Выспрашиваю о работе, верно, есть, но какая? Тому поймай русалку, этому нимфу,
третьему этакую духобабу… Вконец спятили, по селам девок полно, ан нет, подавай
им нелюдей. Иной просит, чтобы я прикончил двусила и принес кость от его руки,
потому как если ее размолоть и добавить в похлебку, то вроде бы потенция
усиливается.
– Вот это-то как раз трепотня, – вставил
Лютик. – Пробовал. Не усиливает ничегошеньки, а похлебка становится вроде
отвара из онучей. Но если люди верят и готовы платить…

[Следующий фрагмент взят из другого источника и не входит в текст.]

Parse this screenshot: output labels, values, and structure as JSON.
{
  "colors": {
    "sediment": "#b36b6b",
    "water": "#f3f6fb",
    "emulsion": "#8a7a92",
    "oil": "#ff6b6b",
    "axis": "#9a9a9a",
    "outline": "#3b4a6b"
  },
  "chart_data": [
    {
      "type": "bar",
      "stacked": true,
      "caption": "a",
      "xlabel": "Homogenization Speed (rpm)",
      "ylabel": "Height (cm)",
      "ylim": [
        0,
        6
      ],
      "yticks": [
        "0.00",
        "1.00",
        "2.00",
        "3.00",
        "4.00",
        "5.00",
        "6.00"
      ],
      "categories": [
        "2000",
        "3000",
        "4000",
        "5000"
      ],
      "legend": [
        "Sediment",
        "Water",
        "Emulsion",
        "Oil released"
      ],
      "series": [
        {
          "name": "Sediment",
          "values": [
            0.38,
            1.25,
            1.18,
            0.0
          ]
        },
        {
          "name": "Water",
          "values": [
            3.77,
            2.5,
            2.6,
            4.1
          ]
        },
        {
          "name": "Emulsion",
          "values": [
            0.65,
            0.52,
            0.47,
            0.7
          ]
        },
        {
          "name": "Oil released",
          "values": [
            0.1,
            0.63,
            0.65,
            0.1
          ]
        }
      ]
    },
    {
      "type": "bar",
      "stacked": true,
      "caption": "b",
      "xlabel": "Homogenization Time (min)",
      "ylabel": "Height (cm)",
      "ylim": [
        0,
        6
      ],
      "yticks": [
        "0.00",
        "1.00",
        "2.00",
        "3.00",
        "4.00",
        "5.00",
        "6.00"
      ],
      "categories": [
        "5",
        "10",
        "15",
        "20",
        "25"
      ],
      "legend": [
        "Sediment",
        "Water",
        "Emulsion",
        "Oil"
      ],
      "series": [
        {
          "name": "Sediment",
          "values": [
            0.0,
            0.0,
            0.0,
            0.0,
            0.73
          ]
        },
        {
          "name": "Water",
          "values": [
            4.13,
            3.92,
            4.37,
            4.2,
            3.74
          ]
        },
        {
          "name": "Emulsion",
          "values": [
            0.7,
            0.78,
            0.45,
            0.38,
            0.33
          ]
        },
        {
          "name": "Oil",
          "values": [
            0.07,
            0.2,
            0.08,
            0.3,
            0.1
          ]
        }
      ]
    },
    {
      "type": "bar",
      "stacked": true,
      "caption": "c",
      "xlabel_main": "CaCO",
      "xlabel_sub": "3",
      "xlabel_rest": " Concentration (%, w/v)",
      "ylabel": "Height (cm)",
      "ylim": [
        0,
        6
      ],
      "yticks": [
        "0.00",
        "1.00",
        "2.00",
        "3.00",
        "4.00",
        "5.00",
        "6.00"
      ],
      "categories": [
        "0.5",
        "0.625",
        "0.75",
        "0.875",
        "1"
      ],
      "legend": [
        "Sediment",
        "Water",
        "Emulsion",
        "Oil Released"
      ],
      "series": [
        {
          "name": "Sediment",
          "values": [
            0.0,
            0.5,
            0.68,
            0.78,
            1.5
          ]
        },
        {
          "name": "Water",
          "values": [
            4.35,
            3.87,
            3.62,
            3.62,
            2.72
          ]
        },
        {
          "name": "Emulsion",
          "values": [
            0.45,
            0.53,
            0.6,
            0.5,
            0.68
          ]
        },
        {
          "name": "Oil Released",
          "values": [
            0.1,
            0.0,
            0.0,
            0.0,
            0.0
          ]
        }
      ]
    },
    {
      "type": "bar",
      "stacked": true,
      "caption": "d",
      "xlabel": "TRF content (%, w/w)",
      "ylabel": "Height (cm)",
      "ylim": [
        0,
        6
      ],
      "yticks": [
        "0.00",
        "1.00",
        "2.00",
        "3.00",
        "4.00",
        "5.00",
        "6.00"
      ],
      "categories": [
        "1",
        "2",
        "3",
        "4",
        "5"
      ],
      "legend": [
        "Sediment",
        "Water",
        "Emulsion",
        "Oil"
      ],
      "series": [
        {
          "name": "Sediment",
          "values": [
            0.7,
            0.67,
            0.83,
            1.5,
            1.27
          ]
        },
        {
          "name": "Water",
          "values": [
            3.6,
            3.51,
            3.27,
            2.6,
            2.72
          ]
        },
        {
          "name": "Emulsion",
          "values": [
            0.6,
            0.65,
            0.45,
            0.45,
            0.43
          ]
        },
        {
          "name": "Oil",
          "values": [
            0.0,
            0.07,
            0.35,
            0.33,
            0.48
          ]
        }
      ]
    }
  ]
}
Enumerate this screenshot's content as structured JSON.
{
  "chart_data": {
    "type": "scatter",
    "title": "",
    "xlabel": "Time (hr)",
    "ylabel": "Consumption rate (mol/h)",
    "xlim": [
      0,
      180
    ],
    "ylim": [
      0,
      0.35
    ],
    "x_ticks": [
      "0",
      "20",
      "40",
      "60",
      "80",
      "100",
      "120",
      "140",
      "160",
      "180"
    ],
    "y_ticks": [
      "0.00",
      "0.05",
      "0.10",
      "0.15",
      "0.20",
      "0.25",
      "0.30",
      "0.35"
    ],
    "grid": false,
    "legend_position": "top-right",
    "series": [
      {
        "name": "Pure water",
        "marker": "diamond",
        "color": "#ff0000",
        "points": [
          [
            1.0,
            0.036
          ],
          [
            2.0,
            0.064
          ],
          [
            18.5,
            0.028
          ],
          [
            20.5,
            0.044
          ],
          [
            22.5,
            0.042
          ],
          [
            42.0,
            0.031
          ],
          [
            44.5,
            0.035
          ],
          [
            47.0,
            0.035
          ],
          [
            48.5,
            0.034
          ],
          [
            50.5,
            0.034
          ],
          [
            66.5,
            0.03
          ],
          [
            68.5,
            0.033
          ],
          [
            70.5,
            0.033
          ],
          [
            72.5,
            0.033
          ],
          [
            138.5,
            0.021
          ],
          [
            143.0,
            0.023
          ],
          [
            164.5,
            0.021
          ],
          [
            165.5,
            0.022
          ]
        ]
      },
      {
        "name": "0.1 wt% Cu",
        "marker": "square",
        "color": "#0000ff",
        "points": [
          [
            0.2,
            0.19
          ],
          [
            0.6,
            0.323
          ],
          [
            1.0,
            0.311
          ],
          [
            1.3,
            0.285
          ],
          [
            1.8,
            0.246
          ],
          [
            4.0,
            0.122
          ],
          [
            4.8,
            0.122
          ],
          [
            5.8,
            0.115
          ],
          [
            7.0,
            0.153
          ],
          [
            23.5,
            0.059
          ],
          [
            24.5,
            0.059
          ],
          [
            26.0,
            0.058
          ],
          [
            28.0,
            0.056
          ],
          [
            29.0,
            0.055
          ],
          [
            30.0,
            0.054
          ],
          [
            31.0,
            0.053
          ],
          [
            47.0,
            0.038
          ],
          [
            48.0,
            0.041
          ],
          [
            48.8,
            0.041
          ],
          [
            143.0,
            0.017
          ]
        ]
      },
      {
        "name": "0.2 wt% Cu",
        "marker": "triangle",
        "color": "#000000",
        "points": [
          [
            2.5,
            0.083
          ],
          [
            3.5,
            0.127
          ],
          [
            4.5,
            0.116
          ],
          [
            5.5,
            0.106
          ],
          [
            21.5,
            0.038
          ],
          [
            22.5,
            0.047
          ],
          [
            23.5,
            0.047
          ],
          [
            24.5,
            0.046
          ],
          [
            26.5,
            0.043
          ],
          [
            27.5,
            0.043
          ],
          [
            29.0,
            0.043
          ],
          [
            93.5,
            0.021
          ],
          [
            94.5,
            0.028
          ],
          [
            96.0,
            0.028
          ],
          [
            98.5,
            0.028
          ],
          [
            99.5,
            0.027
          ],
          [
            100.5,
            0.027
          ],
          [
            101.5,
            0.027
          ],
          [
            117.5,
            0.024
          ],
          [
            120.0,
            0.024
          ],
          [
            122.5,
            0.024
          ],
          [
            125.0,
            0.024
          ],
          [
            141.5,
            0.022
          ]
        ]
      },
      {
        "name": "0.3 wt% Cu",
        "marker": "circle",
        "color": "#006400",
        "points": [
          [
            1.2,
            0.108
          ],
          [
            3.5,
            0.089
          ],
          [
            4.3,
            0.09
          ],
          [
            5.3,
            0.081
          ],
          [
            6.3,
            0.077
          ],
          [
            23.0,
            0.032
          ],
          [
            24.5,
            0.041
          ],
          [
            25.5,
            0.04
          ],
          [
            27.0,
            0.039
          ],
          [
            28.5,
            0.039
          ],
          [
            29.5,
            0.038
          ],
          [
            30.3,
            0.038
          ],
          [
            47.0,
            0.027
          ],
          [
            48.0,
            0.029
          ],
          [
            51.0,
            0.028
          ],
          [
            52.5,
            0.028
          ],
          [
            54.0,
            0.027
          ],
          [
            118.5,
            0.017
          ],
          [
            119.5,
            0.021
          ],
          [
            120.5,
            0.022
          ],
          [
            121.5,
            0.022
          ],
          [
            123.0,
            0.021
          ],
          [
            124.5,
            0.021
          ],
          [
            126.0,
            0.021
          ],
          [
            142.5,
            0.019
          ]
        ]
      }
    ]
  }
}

– Не стану я убивать двусилов. И других безвредных
существ.
– Значит, будешь ходить с пустым брюхом. Разве что
сменишь работу.
– На какую?
– А не все равно, на какую? Иди в священники. Был бы
вовсе недурен со своими принципами, со своей моралью, со своим знанием
человеческой натуры и вообще всего сущего. То, что ты не веришь ни в каких
богов, не проблема. Я мало знаю священников, которые верят. Стань священником и
кончай проливать над собой слезы.
– Я не проливаю. Констатирую.
Лютик заложил ногу на ногу и с интересом стал рассматривать
стершуюся подошву.
– Ты, Геральт, напоминаешь мне старого рыбака, который
под конец жизни обнаружил, что рыбы пахнут, а от воды тянет холодом и ломит в
костях. Будь последовательным. Трепом и стенаниями тут не поможешь. Если б я
увидел, что потребность в поэзии кончается, повесил бы лютню на гвоздь и
занялся садом. Розы выращивать.
– Ерунда. На такое самопожертвование ты не способен.